Wie lautet Ihr ganz persönliches Fazit nach diesem außergewöhnlichen Jahr 2020?

Wir werden auch in diesen schwieriger werdenden Zeiten im Vertrauen auf unsere Fähigkeiten und unser Personal unaufgeregt und mit guten Mitteln unseren Weg finden und auch gehen. Der Weg durch die letzten neun Monate der SARS-CoV-2 Pandemie hat uns gelehrt, was zu tun ist, wie wir den Risiken begegnen können und wie wir unserer Arbeit umsichtig und mit Augenmaß nachgehen können.

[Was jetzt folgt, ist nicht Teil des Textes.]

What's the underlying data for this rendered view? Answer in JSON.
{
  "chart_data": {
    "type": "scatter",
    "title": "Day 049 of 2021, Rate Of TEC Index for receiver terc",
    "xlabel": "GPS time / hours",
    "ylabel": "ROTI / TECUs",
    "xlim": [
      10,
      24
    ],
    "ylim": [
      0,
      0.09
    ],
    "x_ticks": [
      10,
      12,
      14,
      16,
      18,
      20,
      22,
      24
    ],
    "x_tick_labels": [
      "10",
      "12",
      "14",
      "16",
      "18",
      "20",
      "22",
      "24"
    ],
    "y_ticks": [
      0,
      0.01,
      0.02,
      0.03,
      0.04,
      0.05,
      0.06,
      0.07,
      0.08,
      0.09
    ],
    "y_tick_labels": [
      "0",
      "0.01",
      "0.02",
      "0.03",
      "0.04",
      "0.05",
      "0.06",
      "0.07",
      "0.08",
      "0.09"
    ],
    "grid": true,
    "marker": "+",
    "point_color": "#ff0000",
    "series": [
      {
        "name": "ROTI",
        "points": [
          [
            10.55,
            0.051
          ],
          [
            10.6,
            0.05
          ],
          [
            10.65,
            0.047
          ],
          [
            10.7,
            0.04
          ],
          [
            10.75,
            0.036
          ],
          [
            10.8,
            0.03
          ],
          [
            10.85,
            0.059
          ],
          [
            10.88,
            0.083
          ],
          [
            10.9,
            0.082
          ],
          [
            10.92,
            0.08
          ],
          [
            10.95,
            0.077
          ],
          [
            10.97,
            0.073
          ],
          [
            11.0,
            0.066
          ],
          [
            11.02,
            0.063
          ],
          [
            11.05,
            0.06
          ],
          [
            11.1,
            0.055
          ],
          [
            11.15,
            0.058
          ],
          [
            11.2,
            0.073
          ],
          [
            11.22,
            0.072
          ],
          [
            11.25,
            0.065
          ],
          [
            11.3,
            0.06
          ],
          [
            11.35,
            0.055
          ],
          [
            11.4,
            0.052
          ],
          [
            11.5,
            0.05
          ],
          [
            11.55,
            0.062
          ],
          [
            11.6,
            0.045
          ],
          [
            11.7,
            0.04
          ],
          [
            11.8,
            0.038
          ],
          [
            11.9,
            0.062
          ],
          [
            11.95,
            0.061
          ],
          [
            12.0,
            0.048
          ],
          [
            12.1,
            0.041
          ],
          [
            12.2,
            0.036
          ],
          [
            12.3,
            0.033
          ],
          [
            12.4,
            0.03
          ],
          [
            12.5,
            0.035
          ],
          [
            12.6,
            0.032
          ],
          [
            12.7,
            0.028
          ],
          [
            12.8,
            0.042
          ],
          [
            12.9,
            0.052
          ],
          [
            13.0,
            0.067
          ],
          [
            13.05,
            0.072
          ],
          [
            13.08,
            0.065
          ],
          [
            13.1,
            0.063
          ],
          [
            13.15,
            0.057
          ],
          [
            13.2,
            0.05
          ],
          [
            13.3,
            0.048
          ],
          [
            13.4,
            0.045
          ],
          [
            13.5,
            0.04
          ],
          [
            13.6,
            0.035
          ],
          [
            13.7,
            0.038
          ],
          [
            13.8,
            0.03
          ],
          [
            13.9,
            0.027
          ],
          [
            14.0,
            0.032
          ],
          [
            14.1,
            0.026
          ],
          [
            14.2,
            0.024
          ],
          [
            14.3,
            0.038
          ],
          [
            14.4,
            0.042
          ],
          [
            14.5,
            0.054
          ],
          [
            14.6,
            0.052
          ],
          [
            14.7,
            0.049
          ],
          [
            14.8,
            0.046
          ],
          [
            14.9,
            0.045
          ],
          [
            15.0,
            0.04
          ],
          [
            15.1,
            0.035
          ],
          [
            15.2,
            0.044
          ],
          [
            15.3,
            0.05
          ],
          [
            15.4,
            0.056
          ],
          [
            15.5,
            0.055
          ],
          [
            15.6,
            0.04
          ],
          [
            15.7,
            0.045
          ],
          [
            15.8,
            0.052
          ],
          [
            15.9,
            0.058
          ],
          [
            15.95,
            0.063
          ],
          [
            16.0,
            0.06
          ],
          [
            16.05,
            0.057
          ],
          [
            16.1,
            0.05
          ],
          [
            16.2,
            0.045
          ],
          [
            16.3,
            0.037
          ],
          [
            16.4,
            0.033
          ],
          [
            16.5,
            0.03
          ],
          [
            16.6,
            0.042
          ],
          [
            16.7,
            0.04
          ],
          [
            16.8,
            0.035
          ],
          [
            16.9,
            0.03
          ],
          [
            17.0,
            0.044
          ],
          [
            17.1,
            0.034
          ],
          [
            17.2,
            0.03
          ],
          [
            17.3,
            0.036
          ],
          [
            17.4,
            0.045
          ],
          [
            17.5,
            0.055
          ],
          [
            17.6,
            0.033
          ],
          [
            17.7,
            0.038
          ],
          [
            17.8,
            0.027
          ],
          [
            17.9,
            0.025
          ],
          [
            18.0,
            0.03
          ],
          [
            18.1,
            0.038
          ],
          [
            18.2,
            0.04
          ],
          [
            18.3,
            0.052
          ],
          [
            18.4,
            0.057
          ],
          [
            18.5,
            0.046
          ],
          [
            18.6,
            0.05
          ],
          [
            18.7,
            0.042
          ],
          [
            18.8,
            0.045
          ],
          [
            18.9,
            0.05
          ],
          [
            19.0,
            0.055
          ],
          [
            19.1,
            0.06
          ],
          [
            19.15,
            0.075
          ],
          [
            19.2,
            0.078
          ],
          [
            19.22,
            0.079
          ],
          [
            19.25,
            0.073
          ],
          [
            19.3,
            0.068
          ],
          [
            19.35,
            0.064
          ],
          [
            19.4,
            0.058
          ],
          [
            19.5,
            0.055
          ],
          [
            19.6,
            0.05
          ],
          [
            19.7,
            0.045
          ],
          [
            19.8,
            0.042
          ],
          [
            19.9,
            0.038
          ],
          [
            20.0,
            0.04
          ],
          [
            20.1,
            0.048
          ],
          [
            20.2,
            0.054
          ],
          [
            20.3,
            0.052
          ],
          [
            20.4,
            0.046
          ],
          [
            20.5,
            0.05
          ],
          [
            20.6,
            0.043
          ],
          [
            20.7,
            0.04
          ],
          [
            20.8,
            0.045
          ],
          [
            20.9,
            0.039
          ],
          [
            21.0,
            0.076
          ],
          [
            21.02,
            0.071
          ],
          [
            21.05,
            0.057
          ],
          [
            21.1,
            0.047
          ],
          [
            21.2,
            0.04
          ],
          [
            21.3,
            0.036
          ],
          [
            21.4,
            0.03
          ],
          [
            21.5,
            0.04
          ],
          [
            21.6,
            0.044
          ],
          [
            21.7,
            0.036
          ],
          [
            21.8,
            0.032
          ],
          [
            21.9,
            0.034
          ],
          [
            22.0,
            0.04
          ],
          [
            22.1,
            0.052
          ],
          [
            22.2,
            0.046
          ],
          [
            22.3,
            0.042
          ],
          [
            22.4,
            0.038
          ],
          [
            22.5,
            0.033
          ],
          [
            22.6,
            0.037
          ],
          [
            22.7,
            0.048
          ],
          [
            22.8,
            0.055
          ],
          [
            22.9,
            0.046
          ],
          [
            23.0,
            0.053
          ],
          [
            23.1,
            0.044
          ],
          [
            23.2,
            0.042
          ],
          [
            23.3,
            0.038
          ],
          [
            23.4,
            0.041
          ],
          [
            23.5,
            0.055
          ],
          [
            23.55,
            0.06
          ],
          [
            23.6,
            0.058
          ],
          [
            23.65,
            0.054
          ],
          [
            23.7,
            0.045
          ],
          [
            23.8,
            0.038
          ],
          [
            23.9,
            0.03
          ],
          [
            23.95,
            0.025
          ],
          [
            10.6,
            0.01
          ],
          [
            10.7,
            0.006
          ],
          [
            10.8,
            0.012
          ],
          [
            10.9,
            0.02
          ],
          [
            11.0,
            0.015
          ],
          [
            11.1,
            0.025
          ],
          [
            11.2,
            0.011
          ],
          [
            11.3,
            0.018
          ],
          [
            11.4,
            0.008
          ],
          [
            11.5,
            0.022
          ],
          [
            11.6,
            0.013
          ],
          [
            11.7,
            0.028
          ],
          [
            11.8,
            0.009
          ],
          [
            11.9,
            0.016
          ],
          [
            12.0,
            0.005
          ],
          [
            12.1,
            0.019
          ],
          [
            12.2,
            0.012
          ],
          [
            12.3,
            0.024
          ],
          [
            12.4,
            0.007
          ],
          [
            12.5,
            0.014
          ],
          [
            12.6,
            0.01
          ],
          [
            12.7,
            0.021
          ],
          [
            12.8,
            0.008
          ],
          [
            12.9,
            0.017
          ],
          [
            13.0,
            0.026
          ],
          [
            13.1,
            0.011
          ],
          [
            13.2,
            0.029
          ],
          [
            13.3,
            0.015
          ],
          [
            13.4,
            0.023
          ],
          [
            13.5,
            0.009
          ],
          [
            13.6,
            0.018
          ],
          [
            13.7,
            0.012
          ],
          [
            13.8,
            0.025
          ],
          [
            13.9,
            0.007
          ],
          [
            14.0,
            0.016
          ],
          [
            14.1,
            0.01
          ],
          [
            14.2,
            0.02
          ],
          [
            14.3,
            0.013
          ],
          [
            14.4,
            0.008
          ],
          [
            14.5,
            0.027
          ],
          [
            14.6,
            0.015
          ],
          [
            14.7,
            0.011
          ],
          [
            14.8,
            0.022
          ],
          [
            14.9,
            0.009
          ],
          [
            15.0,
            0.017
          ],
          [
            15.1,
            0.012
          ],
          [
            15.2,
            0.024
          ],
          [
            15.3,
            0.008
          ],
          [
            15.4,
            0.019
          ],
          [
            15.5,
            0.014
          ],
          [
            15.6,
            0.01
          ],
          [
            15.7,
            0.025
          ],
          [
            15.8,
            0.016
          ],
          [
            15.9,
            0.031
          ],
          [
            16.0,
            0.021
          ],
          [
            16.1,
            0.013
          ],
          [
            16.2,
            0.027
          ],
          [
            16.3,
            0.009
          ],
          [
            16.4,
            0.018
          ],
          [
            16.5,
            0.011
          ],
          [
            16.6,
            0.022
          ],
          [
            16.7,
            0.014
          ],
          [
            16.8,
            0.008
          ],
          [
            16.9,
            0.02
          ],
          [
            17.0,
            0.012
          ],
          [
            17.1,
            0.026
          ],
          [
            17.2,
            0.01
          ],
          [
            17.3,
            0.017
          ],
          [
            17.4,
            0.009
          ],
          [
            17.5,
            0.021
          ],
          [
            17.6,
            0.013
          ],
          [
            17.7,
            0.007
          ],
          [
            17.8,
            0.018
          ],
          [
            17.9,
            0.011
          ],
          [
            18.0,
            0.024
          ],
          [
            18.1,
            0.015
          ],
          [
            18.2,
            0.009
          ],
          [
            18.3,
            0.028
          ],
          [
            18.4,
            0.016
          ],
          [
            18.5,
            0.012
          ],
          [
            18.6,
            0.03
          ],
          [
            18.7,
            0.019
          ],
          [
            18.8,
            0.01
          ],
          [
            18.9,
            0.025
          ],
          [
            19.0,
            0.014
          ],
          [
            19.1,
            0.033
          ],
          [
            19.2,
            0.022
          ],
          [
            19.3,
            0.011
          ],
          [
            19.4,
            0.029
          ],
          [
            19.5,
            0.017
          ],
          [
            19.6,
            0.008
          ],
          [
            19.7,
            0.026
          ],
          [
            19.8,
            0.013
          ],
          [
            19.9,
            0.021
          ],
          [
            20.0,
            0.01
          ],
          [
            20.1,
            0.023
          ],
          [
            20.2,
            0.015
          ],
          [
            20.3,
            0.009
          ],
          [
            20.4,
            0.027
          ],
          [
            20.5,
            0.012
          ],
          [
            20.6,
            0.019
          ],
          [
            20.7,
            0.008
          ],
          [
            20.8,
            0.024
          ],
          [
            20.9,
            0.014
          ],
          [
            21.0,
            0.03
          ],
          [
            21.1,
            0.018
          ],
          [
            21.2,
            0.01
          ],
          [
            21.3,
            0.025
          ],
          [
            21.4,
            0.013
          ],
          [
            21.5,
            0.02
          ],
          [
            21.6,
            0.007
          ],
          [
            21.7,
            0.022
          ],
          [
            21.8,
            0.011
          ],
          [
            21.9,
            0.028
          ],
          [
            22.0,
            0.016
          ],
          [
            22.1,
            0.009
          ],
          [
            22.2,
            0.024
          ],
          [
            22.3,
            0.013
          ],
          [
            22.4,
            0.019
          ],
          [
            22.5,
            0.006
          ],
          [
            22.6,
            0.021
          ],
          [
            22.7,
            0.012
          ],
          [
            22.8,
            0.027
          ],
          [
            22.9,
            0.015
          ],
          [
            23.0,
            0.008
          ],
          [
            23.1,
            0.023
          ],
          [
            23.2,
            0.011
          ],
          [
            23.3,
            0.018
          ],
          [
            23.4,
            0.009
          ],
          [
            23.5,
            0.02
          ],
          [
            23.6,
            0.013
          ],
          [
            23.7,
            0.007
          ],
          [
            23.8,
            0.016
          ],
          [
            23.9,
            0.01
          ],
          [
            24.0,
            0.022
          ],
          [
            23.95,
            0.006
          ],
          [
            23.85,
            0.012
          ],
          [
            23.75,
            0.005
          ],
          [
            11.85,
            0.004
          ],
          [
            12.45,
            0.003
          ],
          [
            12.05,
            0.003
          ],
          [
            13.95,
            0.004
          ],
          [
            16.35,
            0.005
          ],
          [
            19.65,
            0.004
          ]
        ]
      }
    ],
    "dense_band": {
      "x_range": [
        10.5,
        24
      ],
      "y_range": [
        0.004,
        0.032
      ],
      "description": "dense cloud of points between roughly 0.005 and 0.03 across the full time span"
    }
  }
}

Wir gehen weiter mit guter Hoffnung an die Arbeit und auch mit der Gewissheit unserer jetzt gewonnenen und erprobten Erfahrung. Wir können etwas tun. Und wir werden weiterhin unseren Weg suchen, wie wir die uns Anvertrauten schützen und dabei doch möglichst weitgehend unseren Versorgungsauftrag erfüllen können. Wir haben erprobte Konzepte, die wir der Lage entsprechend nachsteuern werden. Und wir können uns dabei auf das Engagement und das Können unserer Mitarbeiterschaft verlassen.